Aller au contenu principal
Deux-Sept
Aidant, un discret et pourtant lourd fardeau
3 min de lecture

Aidant, un discret et pourtant lourd fardeau

Détours de vie. Irma et Gijs (veuillez prononcer Réisse) Van Breugel gèrent et animent une école de danse de salon. Après une prise de sang anodine que les médecins annoncent à Irma qu’elle souffre d’un diabète et que les séquelles sont irréversibles. Le choc est difficile à encaisser. « Nous avons fermé notre école de danse, et plié bagage pour recommencer une nouvelle vie en France, à Amfreville-Saint-Amant. C’était maintenant, il y a 17 ans. Néanmoins, il faut bien l’avouer, nous n’avions aucune idée de ce qu’étaient réellement le diabète. »

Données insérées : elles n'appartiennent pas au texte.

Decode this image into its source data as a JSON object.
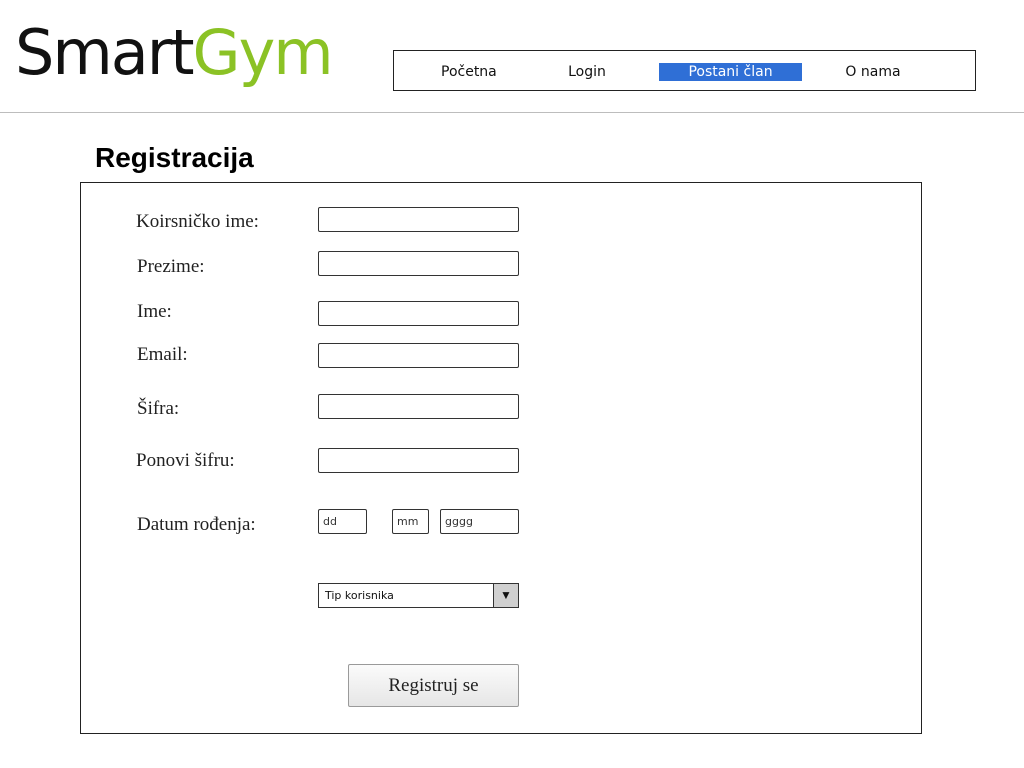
{
  "logo": {
    "part1": "Smart",
    "part2": "Gym",
    "color_part1": "#111111",
    "color_part2": "#8bc225"
  },
  "nav": {
    "items": [
      {
        "label": "Početna",
        "active": false
      },
      {
        "label": "Login",
        "active": false
      },
      {
        "label": "Postani član",
        "active": true
      },
      {
        "label": "O nama",
        "active": false
      }
    ],
    "active_color": "#2f6fd6"
  },
  "page": {
    "title": "Registracija"
  },
  "form": {
    "fields": {
      "username": {
        "label": "Koirsničko ime:",
        "value": ""
      },
      "lastname": {
        "label": "Prezime:",
        "value": ""
      },
      "firstname": {
        "label": "Ime:",
        "value": ""
      },
      "email": {
        "label": "Email:",
        "value": ""
      },
      "password": {
        "label": "Šifra:",
        "value": ""
      },
      "password_repeat": {
        "label": "Ponovi šifru:",
        "value": ""
      }
    },
    "birthdate": {
      "label": "Datum rođenja:",
      "day_placeholder": "dd",
      "month_placeholder": "mm",
      "year_placeholder": "gggg"
    },
    "user_type": {
      "selected": "Tip korisnika",
      "arrow_icon": "triangle-down-icon"
    },
    "submit_label": "Registruj se"
  }
}
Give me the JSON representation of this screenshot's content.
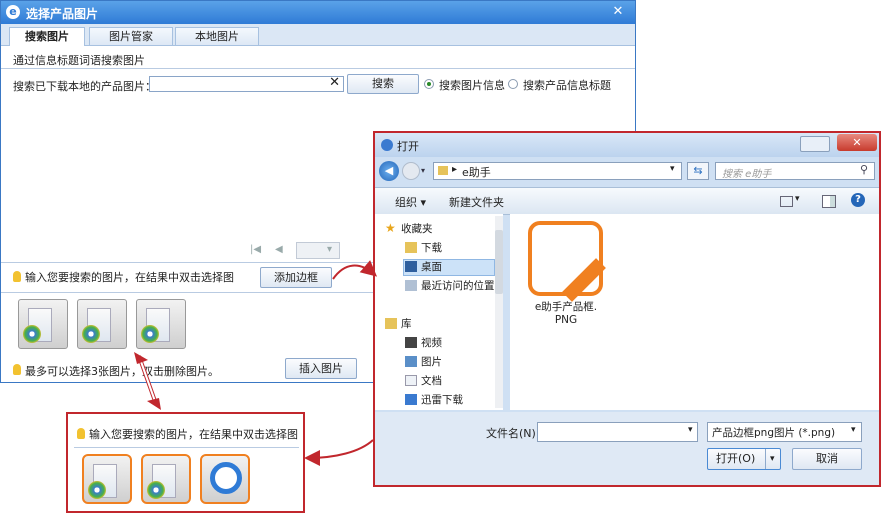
{
  "main_window": {
    "title": "选择产品图片",
    "tabs": [
      {
        "label": "搜索图片",
        "active": true
      },
      {
        "label": "图片管家",
        "active": false
      },
      {
        "label": "本地图片",
        "active": false
      }
    ],
    "hint": "通过信息标题词语搜索图片",
    "search_label": "搜索已下载本地的产品图片：",
    "search_value": "",
    "clear_glyph": "✕",
    "search_button": "搜索",
    "radio_options": [
      {
        "label": "搜索图片信息",
        "selected": true
      },
      {
        "label": "搜索产品信息标题",
        "selected": false
      }
    ],
    "tip_text": "输入您要搜索的图片，在结果中双击选择图",
    "add_frame_button": "添加边框",
    "bottom_note": "最多可以选择3张图片，双击删除图片。",
    "insert_button": "插入图片"
  },
  "open_dialog": {
    "title": "打开",
    "address_path": "e助手",
    "search_placeholder": "搜索 e助手",
    "toolbar": {
      "organize": "组织 ▾",
      "new_folder": "新建文件夹"
    },
    "nav": {
      "favorites_label": "收藏夹",
      "favorites": [
        "下载",
        "桌面",
        "最近访问的位置"
      ],
      "library_label": "库",
      "libraries": [
        "视频",
        "图片",
        "文档",
        "迅雷下载"
      ],
      "selected": "桌面"
    },
    "file": {
      "name_line1": "e助手产品框.",
      "name_line2": "PNG"
    },
    "filename_label": "文件名(N):",
    "filename_value": "",
    "filter": "产品边框png图片 (*.png)",
    "open_button": "打开(O)",
    "cancel_button": "取消"
  },
  "zoom_panel": {
    "tip_text": "输入您要搜索的图片，在结果中双击选择图"
  },
  "colors": {
    "accent_red": "#c1272d",
    "title_blue": "#2f7bd6",
    "frame_orange": "#f08020"
  }
}
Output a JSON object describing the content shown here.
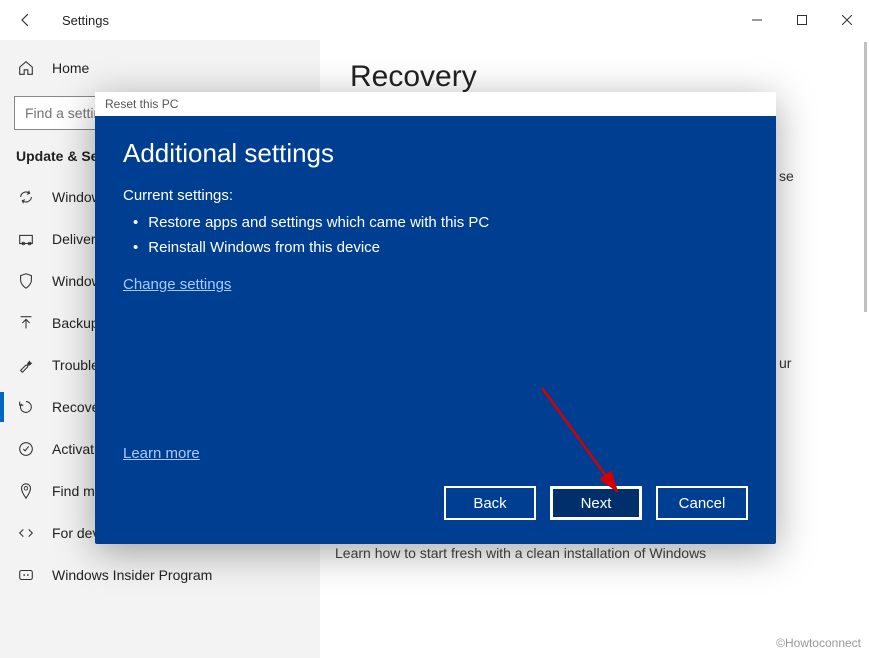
{
  "titlebar": {
    "title": "Settings"
  },
  "sidebar": {
    "home_label": "Home",
    "search_placeholder": "Find a setting",
    "section_heading": "Update & Security",
    "items": [
      {
        "label": "Windows Update"
      },
      {
        "label": "Delivery Optimization"
      },
      {
        "label": "Windows Security"
      },
      {
        "label": "Backup"
      },
      {
        "label": "Troubleshoot"
      },
      {
        "label": "Recovery"
      },
      {
        "label": "Activation"
      },
      {
        "label": "Find my device"
      },
      {
        "label": "For developers"
      },
      {
        "label": "Windows Insider Program"
      }
    ]
  },
  "content": {
    "page_title": "Recovery",
    "partial_text_1": "se",
    "partial_text_2": "ur",
    "start_fresh": "Learn how to start fresh with a clean installation of Windows"
  },
  "modal": {
    "window_title": "Reset this PC",
    "heading": "Additional settings",
    "current_settings_label": "Current settings:",
    "bullets": [
      "Restore apps and settings which came with this PC",
      "Reinstall Windows from this device"
    ],
    "change_settings": "Change settings",
    "learn_more": "Learn more",
    "buttons": {
      "back": "Back",
      "next": "Next",
      "cancel": "Cancel"
    }
  },
  "watermark": "©Howtoconnect"
}
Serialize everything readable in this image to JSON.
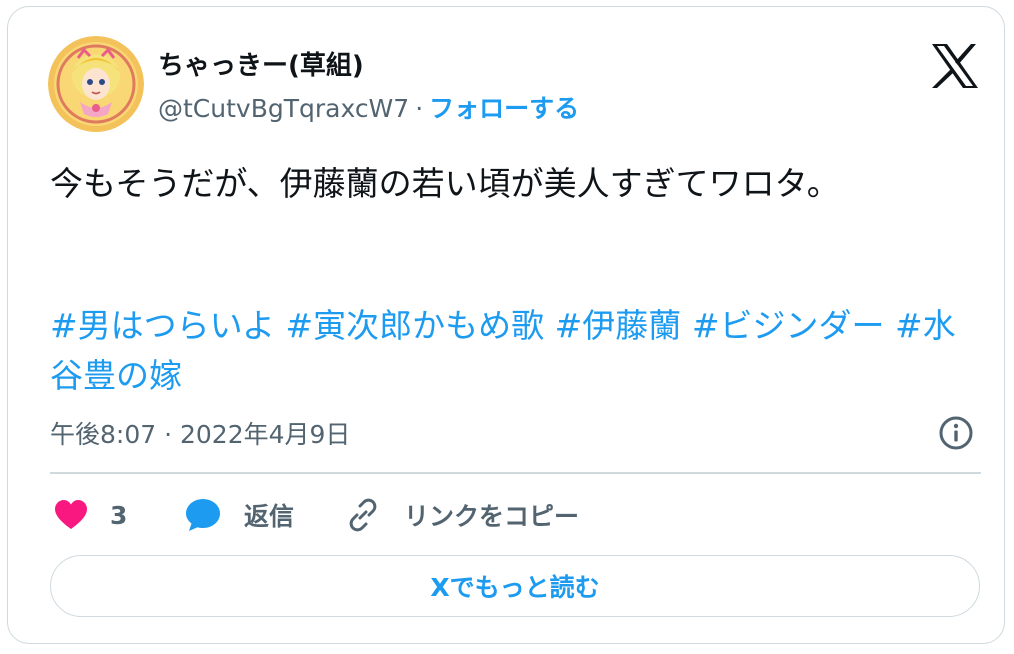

L’aidant qui tombe à son tour

Petit à petit, le diabète de type 1 d’Irma progresse et ronge son corps : neuropathie, aphasie, incontinence, démence vasculaire, complication articulaire au pied, etc. « Centimètre par centimètre, je suis devenu un aidant. Si ce glacier de la maladie avance lentement, il a malgré tout fini par m’engloutir : 14 dossiers chez divers spécialistes, 18 médicaments à préparer quotidiennement. Il faut bien comprendre que la maladie ne percute pas que la personne qui la subit, le conjoint est touché. On doit travailler afin de pouvoir vivre correctement, s’occuper de tout à la maison, se transformer en aide-soignant, en apprenant sur le tas. Que deviennent l’épouse et le mari ? »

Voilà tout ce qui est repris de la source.